Cependant, même si un des objectifs du dispositif VIHTest est d’élargir le dépistage aux publics qui étaient jusque-là éloignés du test, il serait souhaitable que la cible des dépistages VIH reste proche des recommandations de la Haute Autorité de santé (HAS) 8, à savoir :
–au moins une fois dans sa vie entre 15 et 70 ans pour toute personne, hors risque d’exposition à un risque de contamination ;
–tous les trois mois, pour les hommes ayant des relations sexuelles avec des hommes, tous les ans pour les utilisateurs de drogues injectables, et les personnes originaires de zones où l’infection par le VIH est fréquente ;
–dans certaines circonstances de la vie (grossesse, contraception, diagnostic d’IST, etc.) ;
–et sur démarche individuelle et volontaire.
Les données du SNDS montrent une augmentation des dépistages VIHTest chez les 60 ans et plus entre 2022 (16%) et 2023 (25%). On observe notamment en 2023 deux fois plus de VIHTest qu’en 2022 chez les personnes de plus de 70 ans, non concernées par les recommandations de dépistage de la HAS. Ainsi, bien que le dispositif VIHTest soit accessible à tous, il devrait préférentiellement s’orienter vers les populations ciblées par les recommandations des sociétés savantes.
Actuellement les données VIH sont extraites et transmises par l’Assurance maladie à Santé publique France de façon agrégée, sans résultats du test associé, et sans données sur les caractéristiques sociodémographiques des usagers, ce qui limite les interprétations. La possibilité d’extraction directe depuis le SNDS par Santé publique France permettrait un accès à des données plus détaillées pour mieux décrire la contribution des dépistages VIHTest à l’offre globale de dépistage. Par ailleurs, l’article sur l’enquête de Santé publique France auprès des usagers permet d’approfondir ces caractéristiques 7.
Conclusion
Le dispositif VIHTest, effectif depuis le 1er janvier 2022 sur l’ensemble du territoire, a attiré une population plus âgée et plus souvent masculine que celle se faisant dépister sur prescription. VIHTest semble ainsi recruter une population moins touchée par les offres de dépistage déjà existantes. Une diminution de l’épidémie cachée de VIH au cours des prochaines années permettra de confirmer que le dispositif VIHTest a contribué à améliorer l’ensemble de l’offre de dépistage.
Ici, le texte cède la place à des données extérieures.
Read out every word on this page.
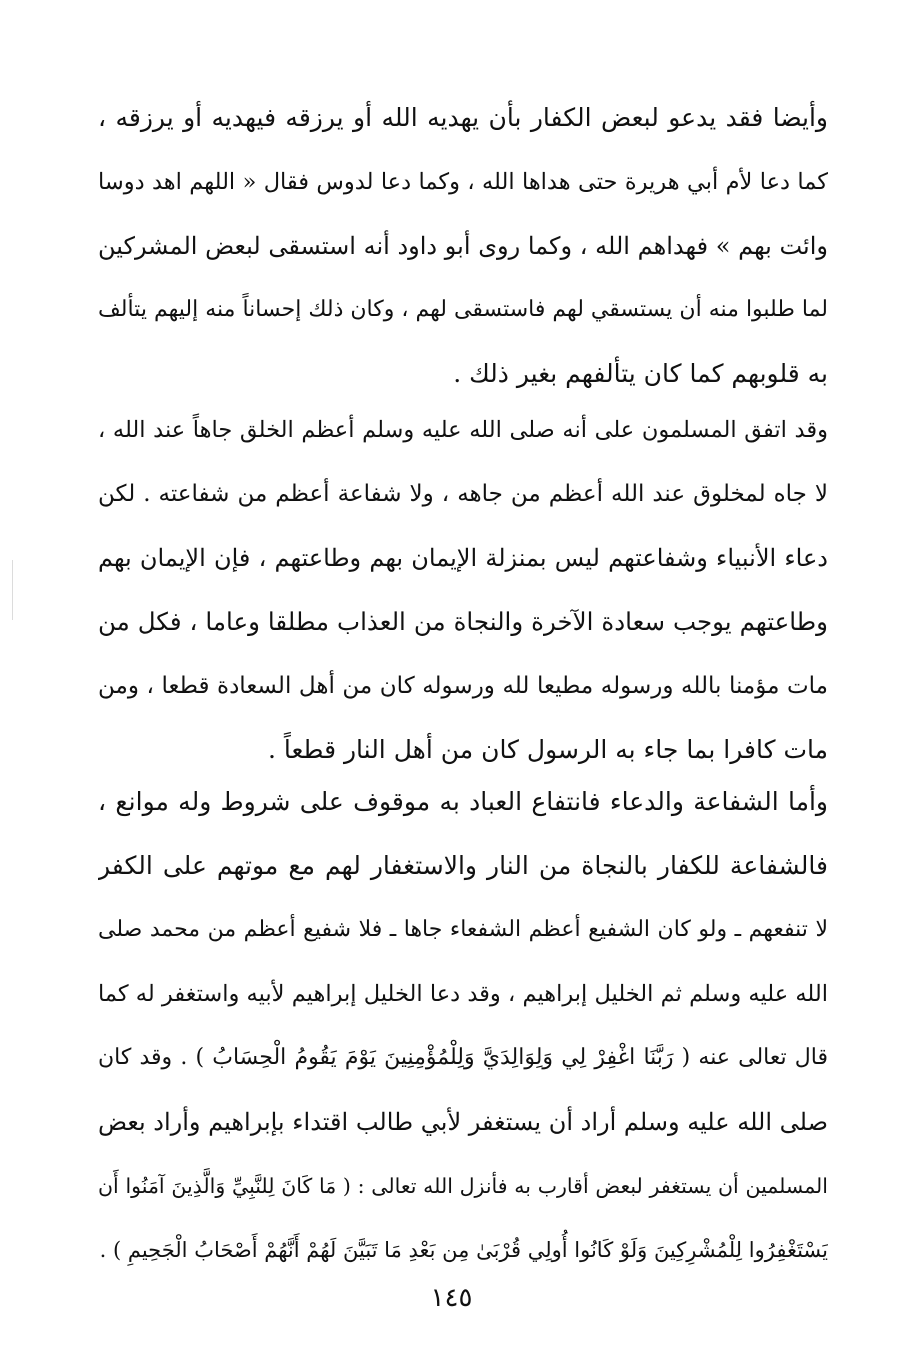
وأيضا فقد يدعو لبعض الكفار بأن يهديه الله أو يرزقه فيهديه أو يرزقه ،
كما دعا لأم أبي هريرة حتى هداها الله ، وكما دعا لدوس فقال « اللهم اهد دوسا
وائت بهم » فهداهم الله ، وكما روى أبو داود أنه استسقى لبعض المشركين
لما طلبوا منه أن يستسقي لهم فاستسقى لهم ، وكان ذلك إحساناً منه إليهم يتألف
به قلوبهم كما كان يتألفهم بغير ذلك .
وقد اتفق المسلمون على أنه صلى الله عليه وسلم أعظم الخلق جاهاً عند الله ،
لا جاه لمخلوق عند الله أعظم من جاهه ، ولا شفاعة أعظم من شفاعته . لكن
دعاء الأنبياء وشفاعتهم ليس بمنزلة الإيمان بهم وطاعتهم ، فإن الإيمان بهم
وطاعتهم يوجب سعادة الآخرة والنجاة من العذاب مطلقا وعاما ، فكل من
مات مؤمنا بالله ورسوله مطيعا لله ورسوله كان من أهل السعادة قطعا ، ومن
مات كافرا بما جاء به الرسول كان من أهل النار قطعاً .
وأما الشفاعة والدعاء فانتفاع العباد به موقوف على شروط وله موانع ،
فالشفاعة للكفار بالنجاة من النار والاستغفار لهم مع موتهم على الكفر
لا تنفعهم ـ ولو كان الشفيع أعظم الشفعاء جاها ـ فلا شفيع أعظم من محمد صلى
الله عليه وسلم ثم الخليل إبراهيم ، وقد دعا الخليل إبراهيم لأبيه واستغفر له كما
قال تعالى عنه ( رَبَّنَا اغْفِرْ لِي وَلِوَالِدَيَّ وَلِلْمُؤْمِنِينَ يَوْمَ يَقُومُ الْحِسَابُ ) . وقد كان
صلى الله عليه وسلم أراد أن يستغفر لأبي طالب اقتداء بإبراهيم وأراد بعض
المسلمين أن يستغفر لبعض أقارب به فأنزل الله تعالى : ( مَا كَانَ لِلنَّبِيِّ وَالَّذِينَ آمَنُوا أَن
يَسْتَغْفِرُوا لِلْمُشْرِكِينَ وَلَوْ كَانُوا أُولِي قُرْبَىٰ مِن بَعْدِ مَا تَبَيَّنَ لَهُمْ أَنَّهُمْ أَصْحَابُ الْجَحِيمِ ) .
١٤٥
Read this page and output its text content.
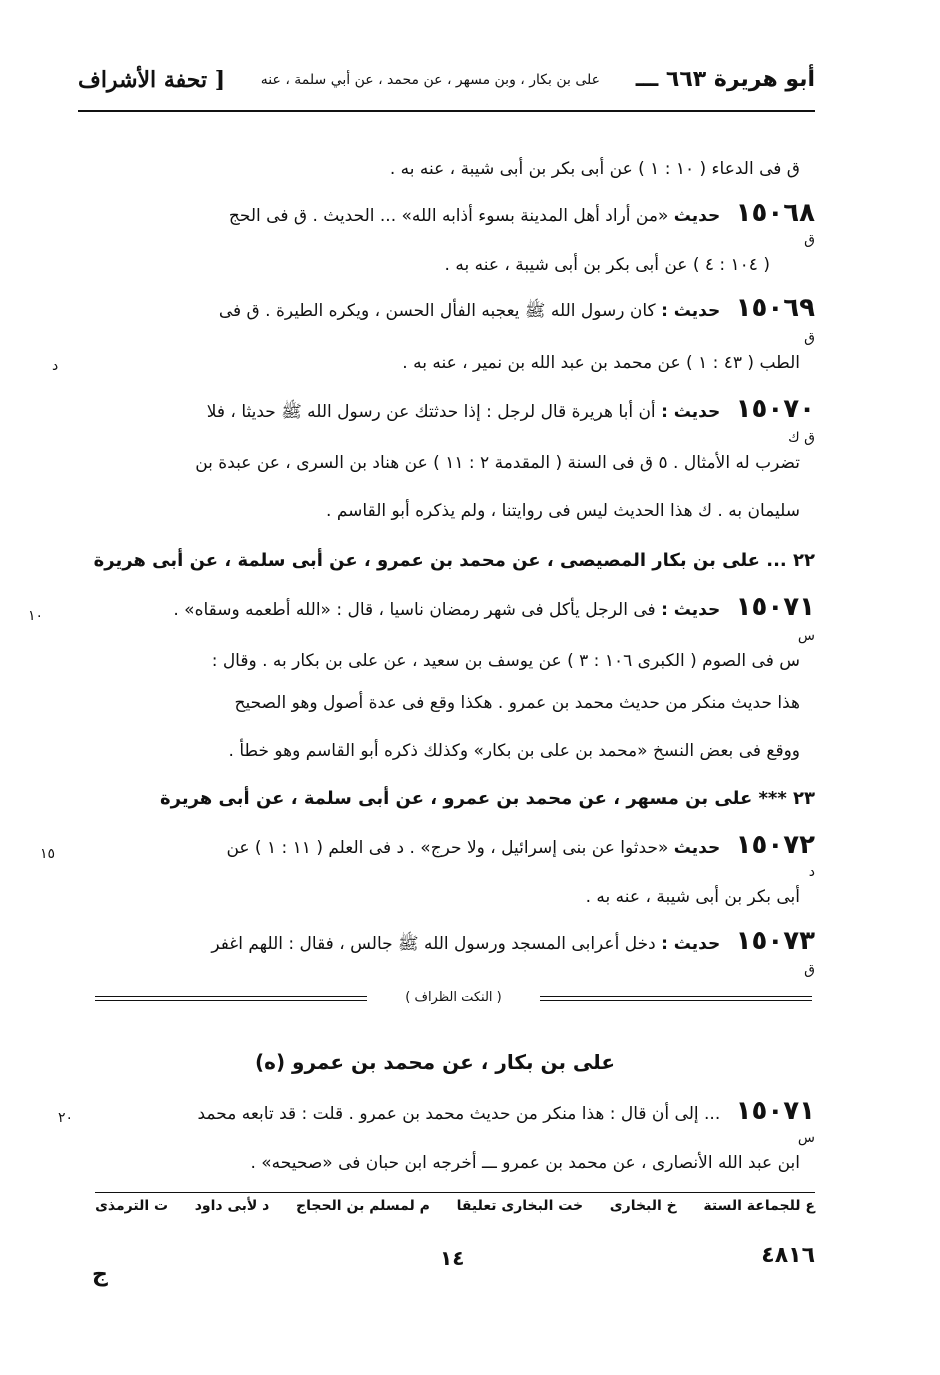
أبو هريرة ٦٦٣ ـــ
على بن بكار ، وبن مسهر ، عن محمد ، عن أبي سلمة ، عنه
[ تحفة الأشراف
ق فى الدعاء ( ١٠ : ١ ) عن أبى بكر بن أبى شيبة ، عنه به .
١٥٠٦٨ حديث «من أراد أهل المدينة بسوء أذابه الله» ... الحديث . ق فى الحج
ق
( ١٠٤ : ٤ ) عن أبى بكر بن أبى شيبة ، عنه به .
١٥٠٦٩ حديث : كان رسول الله ﷺ يعجبه الفأل الحسن ، ويكره الطيرة . ق فى
ق
الطب ( ٤٣ : ١ ) عن محمد بن عبد الله بن نمير ، عنه به .
د
١٥٠٧٠ حديث : أن أبا هريرة قال لرجل : إذا حدثتك عن رسول الله ﷺ حديثا ، فلا
ق ك
تضرب له الأمثال . ٥ ق فى السنة ( المقدمة ٢ : ١١ ) عن هناد بن السرى ، عن عبدة بن
سليمان به . ك هذا الحديث ليس فى روايتنا ، ولم يذكره أبو القاسم .
٢٢ ... على بن بكار المصيصى ، عن محمد بن عمرو ، عن أبى سلمة ، عن أبى هريرة
١٥٠٧١ حديث : فى الرجل يأكل فى شهر رمضان ناسيا ، قال : «الله أطعمه وسقاه» .
١٠
س
س فى الصوم ( الكبرى ١٠٦ : ٣ ) عن يوسف بن سعيد ، عن على بن بكار به . وقال :
هذا حديث منكر من حديث محمد بن عمرو . هكذا وقع فى عدة أصول وهو الصحيح
ووقع فى بعض النسخ «محمد بن على بن بكار» وكذلك ذكره أبو القاسم وهو خطأ .
٢٣ *** على بن مسهر ، عن محمد بن عمرو ، عن أبى سلمة ، عن أبى هريرة
١٥٠٧٢ حديث «حدثوا عن بنى إسرائيل ، ولا حرج» . د فى العلم ( ١١ : ١ ) عن
١٥
د
أبى بكر بن أبى شيبة ، عنه به .
١٥٠٧٣ حديث : دخل أعرابى المسجد ورسول الله ﷺ جالس ، فقال : اللهم اغفر
ق
( النكت الظراف )
على بن بكار ، عن محمد بن عمرو (ه)
١٥٠٧١ ... إلى أن قال : هذا منكر من حديث محمد بن عمرو . قلت : قد تابعه محمد
٢٠
س
ابن عبد الله الأنصارى ، عن محمد بن عمرو ـــ أخرجه ابن حبان فى «صحيحه» .
ع للجماعة الستة
خ البخارى
خت البخارى تعليقا
م لمسلم بن الحجاج
د لأبى داود
ت الترمذى
٤٨١٦
١٤
ج
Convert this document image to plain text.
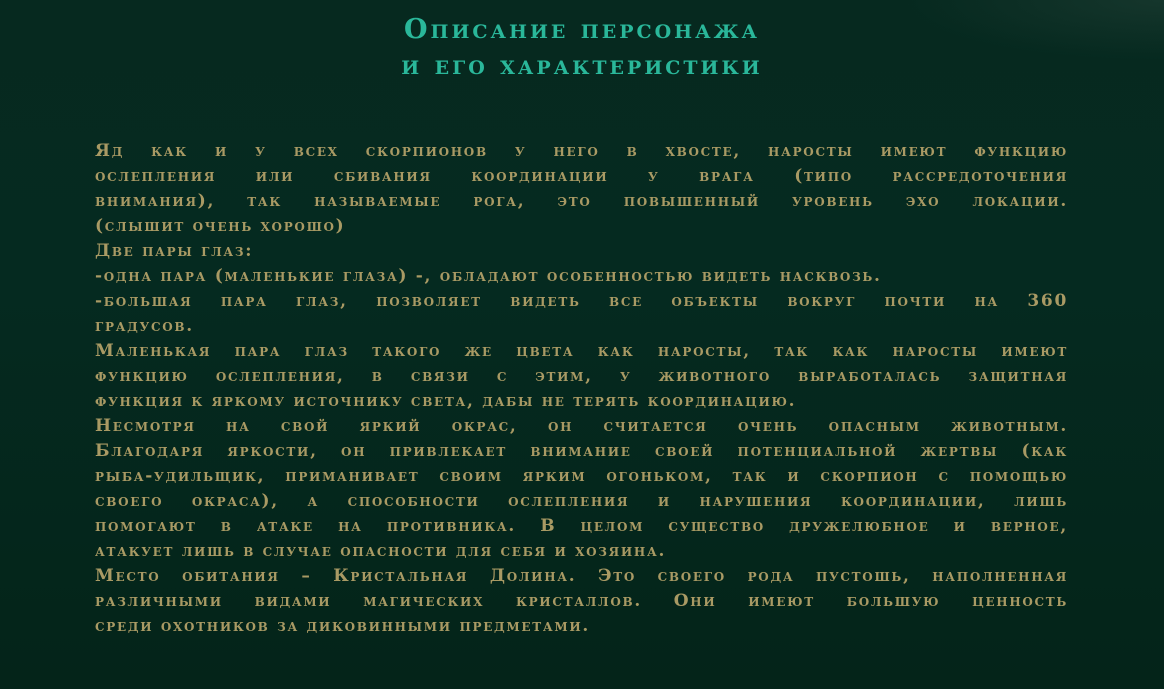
Описание персонажа
и его характеристики
Яд как и у всех скорпионов у него в хвосте, наросты имеют функцию
ослепления или сбивания координации у врага (типо рассредоточения
внимания), так называемые рога, это повышенный уровень эхо локации.
(слышит очень хорошо)
Две пары глаз:
-одна пара (маленькие глаза) -, обладают особенностью видеть насквозь.
-большая пара глаз, позволяет видеть все объекты вокруг почти на 360
градусов.
Маленькая пара глаз такого же цвета как наросты, так как наросты имеют
функцию ослепления, в связи с этим, у животного выработалась защитная
функция к яркому источнику света, дабы не терять координацию.
Несмотря на свой яркий окрас, он считается очень опасным животным.
Благодаря яркости, он привлекает внимание своей потенциальной жертвы (как
рыба-удильщик, приманивает своим ярким огоньком, так и скорпион с помощью
своего окраса), а способности ослепления и нарушения координации, лишь
помогают в атаке на противника. В целом существо дружелюбное и верное,
атакует лишь в случае опасности для себя и хозяина.
Место обитания – Кристальная Долина. Это своего рода пустошь, наполненная
различными видами магических кристаллов. Они имеют большую ценность
среди охотников за диковинными предметами.
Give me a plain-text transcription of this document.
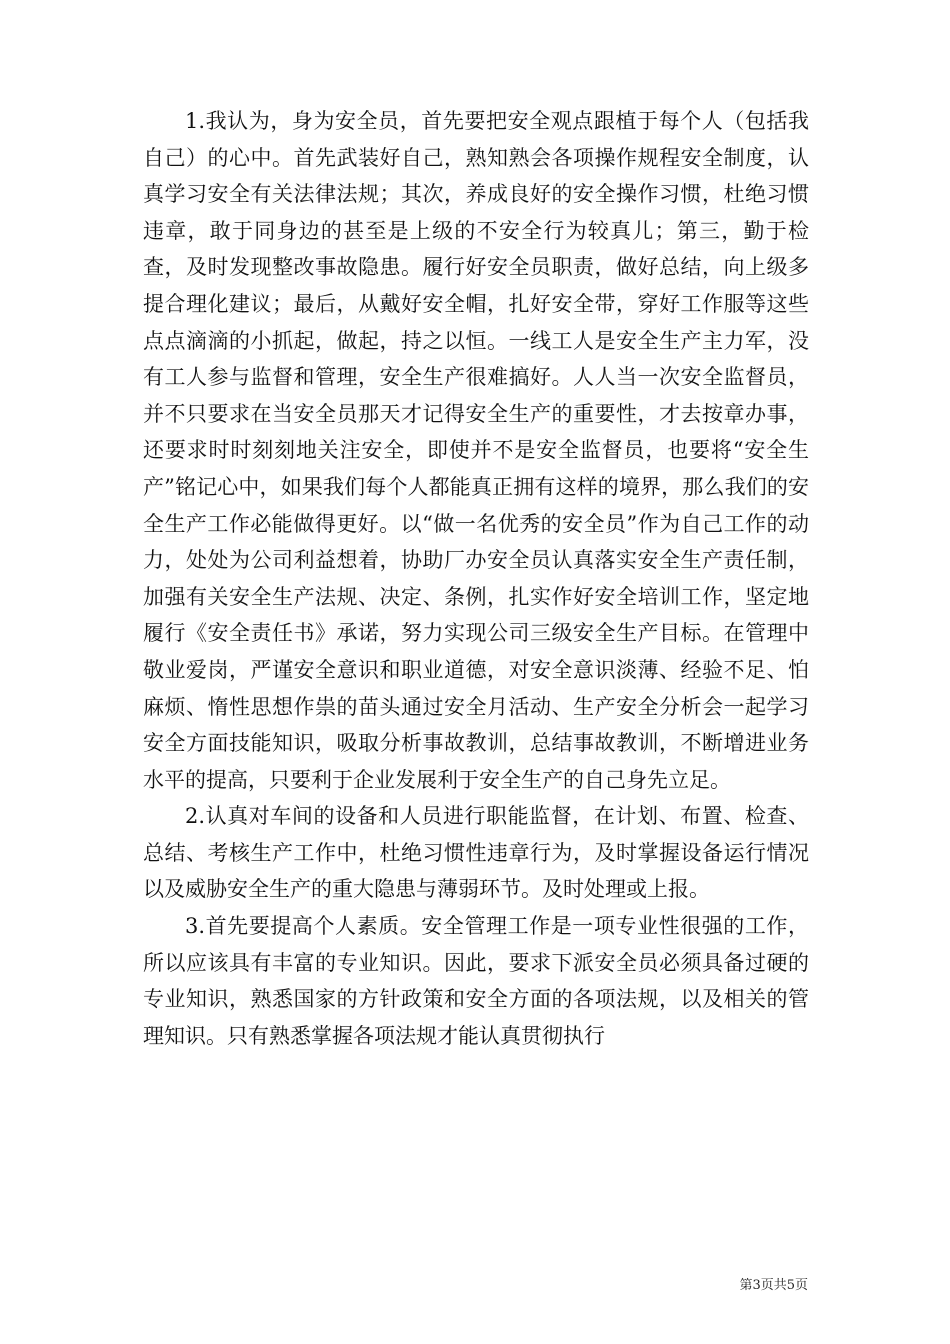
1.我认为，身为安全员，首先要把安全观点跟植于每个人（包括我自己）的心中。首先武装好自己，熟知熟会各项操作规程安全制度，认真学习安全有关法律法规；其次，养成良好的安全操作习惯，杜绝习惯违章，敢于同身边的甚至是上级的不安全行为较真儿；第三，勤于检查，及时发现整改事故隐患。履行好安全员职责，做好总结，向上级多提合理化建议；最后，从戴好安全帽，扎好安全带，穿好工作服等这些点点滴滴的小抓起，做起，持之以恒。一线工人是安全生产主力军，没有工人参与监督和管理，安全生产很难搞好。人人当一次安全监督员，并不只要求在当安全员那天才记得安全生产的重要性，才去按章办事，还要求时时刻刻地关注安全，即使并不是安全监督员，也要将“安全生产”铭记心中，如果我们每个人都能真正拥有这样的境界，那么我们的安全生产工作必能做得更好。以“做一名优秀的安全员”作为自己工作的动力，处处为公司利益想着，协助厂办安全员认真落实安全生产责任制，加强有关安全生产法规、决定、条例，扎实作好安全培训工作，坚定地履行《安全责任书》承诺，努力实现公司三级安全生产目标。在管理中敬业爱岗，严谨安全意识和职业道德，对安全意识淡薄、经验不足、怕麻烦、惰性思想作祟的苗头通过安全月活动、生产安全分析会一起学习安全方面技能知识，吸取分析事故教训，总结事故教训，不断增进业务水平的提高，只要利于企业发展利于安全生产的自己身先立足。

2.认真对车间的设备和人员进行职能监督，在计划、布置、检查、总结、考核生产工作中，杜绝习惯性违章行为，及时掌握设备运行情况以及威胁安全生产的重大隐患与薄弱环节。及时处理或上报。

3.首先要提高个人素质。安全管理工作是一项专业性很强的工作，所以应该具有丰富的专业知识。因此，要求下派安全员必须具备过硬的专业知识，熟悉国家的方针政策和安全方面的各项法规，以及相关的管理知识。只有熟悉掌握各项法规才能认真贯彻执行

第3页共5页
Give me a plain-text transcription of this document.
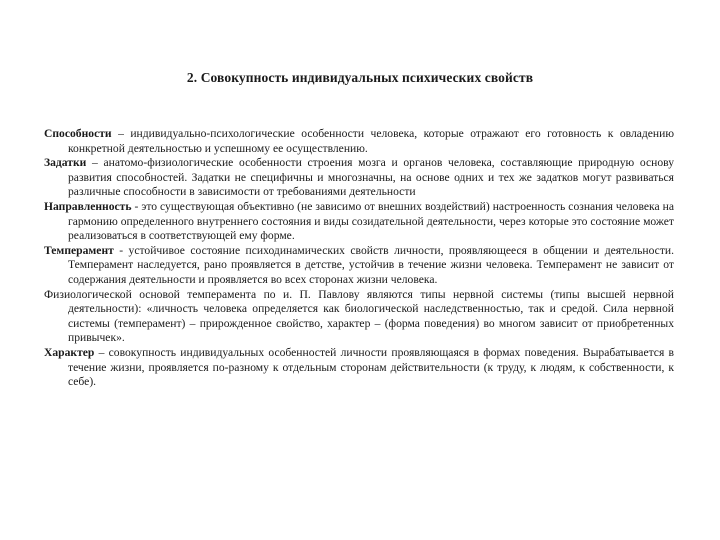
2. Совокупность индивидуальных психических свойств

Способности – индивидуально-психологические особенности человека, которые отражают его готовность к овладению конкретной деятельностью и успешному ее осуществлению.

Задатки – анатомо-физиологические особенности строения мозга и органов человека, составляющие природную основу развития способностей. Задатки не специфичны и многозначны, на основе одних и тех же задатков могут развиваться различные способности в зависимости от требованиями деятельности

Направленность - это существующая объективно (не зависимо от внешних воздействий) настроенность сознания человека на гармонию определенного внутреннего состояния и виды созидательной деятельности, через которые это состояние может реализоваться в соответствующей ему форме.

Темперамент - устойчивое состояние психодинамических свойств личности, проявляющееся в общении и деятельности. Темперамент наследуется, рано проявляется в детстве, устойчив в течение жизни человека. Темперамент не зависит от содержания деятельности и проявляется во всех сторонах жизни человека.

Физиологической основой темперамента по и. П. Павлову являются типы нервной системы (типы высшей нервной деятельности): «личность человека определяется как биологической наследственностью, так и средой. Сила нервной системы (темперамент) – прирожденное свойство, характер – (форма поведения) во многом зависит от приобретенных привычек».

Характер – совокупность индивидуальных особенностей личности проявляющаяся в формах поведения. Вырабатывается в течение жизни, проявляется по-разному к отдельным сторонам действительности (к труду, к людям, к собственности, к себе).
Cependant le déploiement hétérogène de VIHTest selon les régions renforce le besoin d’harmoniser la promotion du dispositif, en particulier auprès des populations cibles de la stratégie de dépistage de l’infection à VIH.
Remerciements
Les auteurs remercient madame Sophie Fantin, Direction de la stratégie, des études et des statistiques (DSES), Caisse nationale de l’assurance maladie, pour la transmission des données agrégées sur les VIHTest remboursés.
Liens d’intérêt
Les auteurs déclarent ne pas avoir de liens d’intérêt au regard du contenu de l’article.